Métonymie. Figure de signification ou trope qui joue sur les relations de contiguïté entre objets (individus, événements) existant dans le monde et qui remplace le nom d’un des deux objets par celui de l’autre. Les deux objets, à la différence de ce qui se passe dans la synecdoque, sont indépendants l’un de l’autre, et sont liés par un lien de contiguïté spatiale ou temporelle. On distingue entre autres la métonymie du contenant pour le contenu : boire un verre pour boire le vin contenu dans le verre du lieu pour l’objet fait dans ce lieu : du jean pour de la toile de Gênes de l’objet pour la matière de cet objet : un jean pour un pantalon fait en jean de l’antécédent pour le conséquent (ou l’inverse) : elle a vécu pour elle est morte de la cause pour l’effet (ou l’inverse) : refroidir pour tuer ces deux dernières catégories sont parfois appelées métalepses.

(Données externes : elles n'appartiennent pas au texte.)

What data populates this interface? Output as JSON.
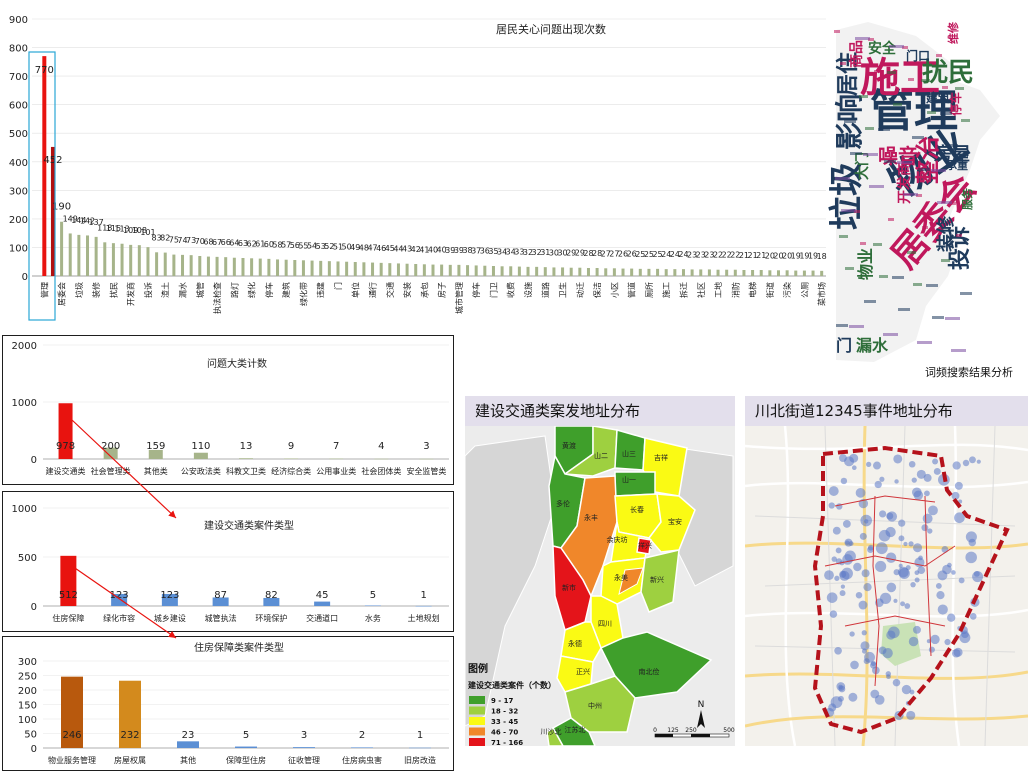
{
  "colors": {
    "top_bar": "#e8130f",
    "grey_bar": "#a6b48a",
    "blue_bar": "#5b8fd4",
    "brown_bar": "#b8590d",
    "orange_bar": "#d38a1d",
    "highlight": "#2aa7d6",
    "map_header": "#e3dfec"
  },
  "chart_data": [
    {
      "type": "bar",
      "title": "居民关心问题出现次数",
      "ylim": [
        0,
        900
      ],
      "yticks": [
        "0",
        "100",
        "200",
        "300",
        "400",
        "500",
        "600",
        "700",
        "800",
        "900"
      ],
      "categories": [
        "管理",
        "",
        "居委会",
        "",
        "垃圾",
        "",
        "装修",
        "",
        "扰民",
        "",
        "开发商",
        "",
        "投诉",
        "",
        "渣土",
        "",
        "漏水",
        "",
        "城管",
        "",
        "执法检查",
        "",
        "路灯",
        "",
        "绿化",
        "",
        "停车",
        "",
        "建筑",
        "",
        "绿化带",
        "",
        "违建",
        "",
        "门",
        "",
        "单位",
        "",
        "通行",
        "",
        "交通",
        "",
        "安装",
        "",
        "承包",
        "",
        "房子",
        "",
        "城市管理",
        "",
        "停车",
        "",
        "门卫",
        "",
        "收费",
        "",
        "设施",
        "",
        "道路",
        "",
        "卫生",
        "",
        "动迁",
        "",
        "保洁",
        "",
        "小区",
        "",
        "管道",
        "",
        "厕所",
        "",
        "施工",
        "",
        "拆迁",
        "",
        "社区",
        "",
        "工地",
        "",
        "消防",
        "",
        "电梯",
        "",
        "街道",
        "",
        "污染",
        "",
        "公厕",
        "",
        "菜市场",
        "",
        "垃圾桶",
        "",
        "安装"
      ],
      "values": [
        770,
        452,
        190,
        149,
        144,
        142,
        137,
        118,
        115,
        113,
        109,
        108,
        101,
        83,
        82,
        75,
        74,
        73,
        70,
        68,
        67,
        66,
        64,
        63,
        62,
        61,
        60,
        58,
        57,
        56,
        55,
        54,
        53,
        52,
        51,
        50,
        49,
        48,
        47,
        46,
        45,
        44,
        43,
        42,
        41,
        40,
        40,
        39,
        39,
        38,
        37,
        36,
        35,
        34,
        34,
        33,
        32,
        32,
        31,
        30,
        30,
        29,
        29,
        28,
        28,
        27,
        27,
        26,
        26,
        25,
        25,
        25,
        24,
        24,
        24,
        23,
        23,
        23,
        22,
        22,
        22,
        21,
        21,
        21,
        20,
        20,
        20,
        19,
        19,
        19,
        18
      ],
      "value_labels": [
        "770",
        "452",
        "190",
        "149",
        "144",
        "142",
        "137",
        "118",
        "115",
        "113",
        "109",
        "108",
        "101",
        "83",
        "82",
        "75",
        "74",
        "73",
        "70",
        "68",
        "67",
        "66",
        "64",
        "63",
        "62",
        "61",
        "60",
        "58",
        "57",
        "56",
        "55",
        "54",
        "53",
        "52",
        "51",
        "50",
        "49",
        "48",
        "47",
        "46",
        "45",
        "44",
        "43",
        "42",
        "41",
        "40",
        "40",
        "39",
        "39",
        "38",
        "37",
        "36",
        "35",
        "34",
        "34",
        "33",
        "32",
        "32",
        "31",
        "30",
        "30",
        "29",
        "29",
        "28",
        "28",
        "27",
        "27",
        "26",
        "26",
        "25",
        "25",
        "25",
        "24",
        "24",
        "24",
        "23",
        "23",
        "23",
        "22",
        "22",
        "22",
        "21",
        "21",
        "21",
        "20",
        "20",
        "20",
        "19",
        "19",
        "19",
        "18"
      ]
    },
    {
      "type": "bar",
      "title": "问题大类计数",
      "ylim": [
        0,
        2000
      ],
      "yticks": [
        "0",
        "1000",
        "2000"
      ],
      "categories": [
        "建设交通类",
        "社会管理类",
        "其他类",
        "公安政法类",
        "科教文卫类",
        "经济综合类",
        "公用事业类",
        "社会团体类",
        "安全监管类"
      ],
      "values": [
        978,
        200,
        159,
        110,
        13,
        9,
        7,
        4,
        3
      ],
      "value_labels": [
        "978",
        "200",
        "159",
        "110",
        "13",
        "9",
        "7",
        "4",
        "3"
      ]
    },
    {
      "type": "bar",
      "title": "建设交通类案件类型",
      "ylim": [
        0,
        1000
      ],
      "yticks": [
        "0",
        "500",
        "1000"
      ],
      "categories": [
        "住房保障",
        "绿化市容",
        "城乡建设",
        "城管执法",
        "环境保护",
        "交通道口",
        "水务",
        "土地规划"
      ],
      "values": [
        512,
        123,
        123,
        87,
        82,
        45,
        5,
        1
      ],
      "value_labels": [
        "512",
        "123",
        "123",
        "87",
        "82",
        "45",
        "5",
        "1"
      ]
    },
    {
      "type": "bar",
      "title": "住房保障类案件类型",
      "ylim": [
        0,
        300
      ],
      "yticks": [
        "0",
        "50",
        "100",
        "150",
        "200",
        "250",
        "300"
      ],
      "categories": [
        "物业服务管理",
        "房屋权属",
        "其他",
        "保障型住房",
        "征收管理",
        "住房病虫害",
        "旧房改造"
      ],
      "values": [
        246,
        232,
        23,
        5,
        3,
        2,
        1
      ],
      "value_labels": [
        "246",
        "232",
        "23",
        "5",
        "3",
        "2",
        "1"
      ]
    }
  ],
  "wordcloud": {
    "caption": "词频搜索结果分析",
    "words": [
      {
        "text": "管理",
        "color": "#1f3b5c"
      },
      {
        "text": "物业",
        "color": "#1f3b5c"
      },
      {
        "text": "施工",
        "color": "#c0185c"
      },
      {
        "text": "垃圾",
        "color": "#1f3b5c"
      },
      {
        "text": "居委会",
        "color": "#c0185c"
      },
      {
        "text": "影响",
        "color": "#1f3b5c"
      },
      {
        "text": "扰民",
        "color": "#2e6e3a"
      },
      {
        "text": "居住",
        "color": "#1f3b5c"
      },
      {
        "text": "噪音",
        "color": "#c0185c"
      },
      {
        "text": "房屋",
        "color": "#1f3b5c"
      },
      {
        "text": "整治",
        "color": "#c0185c"
      },
      {
        "text": "装修",
        "color": "#1f3b5c"
      },
      {
        "text": "投诉",
        "color": "#1f3b5c"
      },
      {
        "text": "安全",
        "color": "#2e6e3a"
      },
      {
        "text": "建筑",
        "color": "#1f3b5c"
      },
      {
        "text": "漏水",
        "color": "#2e6e3a"
      },
      {
        "text": "门",
        "color": "#1f3b5c"
      },
      {
        "text": "开发商",
        "color": "#c0185c"
      },
      {
        "text": "大门",
        "color": "#2e6e3a"
      },
      {
        "text": "门口",
        "color": "#1f3b5c"
      },
      {
        "text": "维修",
        "color": "#c0185c"
      },
      {
        "text": "停车",
        "color": "#c0185c"
      },
      {
        "text": "物业",
        "color": "#2e6e3a"
      },
      {
        "text": "商品",
        "color": "#c0185c"
      },
      {
        "text": "服务",
        "color": "#2e6e3a"
      },
      {
        "text": "承重",
        "color": "#1f3b5c"
      }
    ]
  },
  "map1": {
    "title": "建设交通类案发地址分布",
    "legend_title": "图例",
    "legend_subtitle": "建设交通类案件（个数）",
    "legend_items": [
      {
        "label": "9 - 17",
        "color": "#3f9f2b"
      },
      {
        "label": "18 - 32",
        "color": "#9ed040"
      },
      {
        "label": "33 - 45",
        "color": "#fafa14"
      },
      {
        "label": "46 - 70",
        "color": "#f0872a"
      },
      {
        "label": "71 - 166",
        "color": "#e4141a"
      }
    ],
    "north": "N",
    "scale": [
      "0",
      "125",
      "250",
      "500"
    ],
    "labels": [
      "黄渡",
      "山二",
      "山三",
      "吉祥",
      "山一",
      "多伦",
      "永丰",
      "长春",
      "宝安",
      "余庆坊",
      "祥兴",
      "永美",
      "新兴",
      "新市",
      "四川",
      "永德",
      "正兴",
      "南北俭",
      "中州",
      "江苏北",
      "川沙北"
    ]
  },
  "map2": {
    "title": "川北街道12345事件地址分布"
  }
}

Les métonymies sont abondantes en argot. Transparentes, elles sont fréquentes dans les textes classiques : Fer qui causes ma peine, M’es-tu donné pour venger mon honneur? (Corneille, Le Cid)
La métonymie serait, selon Jakobson, sur le plan du langage, un processus substitutif analogue au phénomène psychique du déplacement décrit par Freud, l’un des deux modes essentiels, avec la condensation, du fonctionnement des processus inconscients. Freud constate qu’il existe une indépendance relative de l’affect et de la représentation. L’affect lié à une représentation est en effet susceptible de se détacher d’elle pour se reporter sur d’autres représentations, à l’origine peu chargées d’intensité et reliées à la première par un réseau associatif (associations originelles établies par contiguïté ou ressemblance). Le déplacement est à l’œuvre dans toutes les formations de l’inconscient, symptômes, rêve, etc. Ainsi, dans la phobie, le déplacement de l’angoisse sur l’objet phobique, fonctionne comme une tentative faite par le sujet pour maîtriser l’angoisse. Le petit Hans, dont le cas est décrit par Freud dans les Cinq Psychanalyses, présente une peur phobique du cheval qui est le déplacement d’une angoisse liée au personnage paternel, fantasmatiquement défaillant. • Freud, Cinq psychanalyses, Paris, PUF, 1967; Jakobson R., Essais de linguistique générale, Paris, Ed. de Minuit, 1963.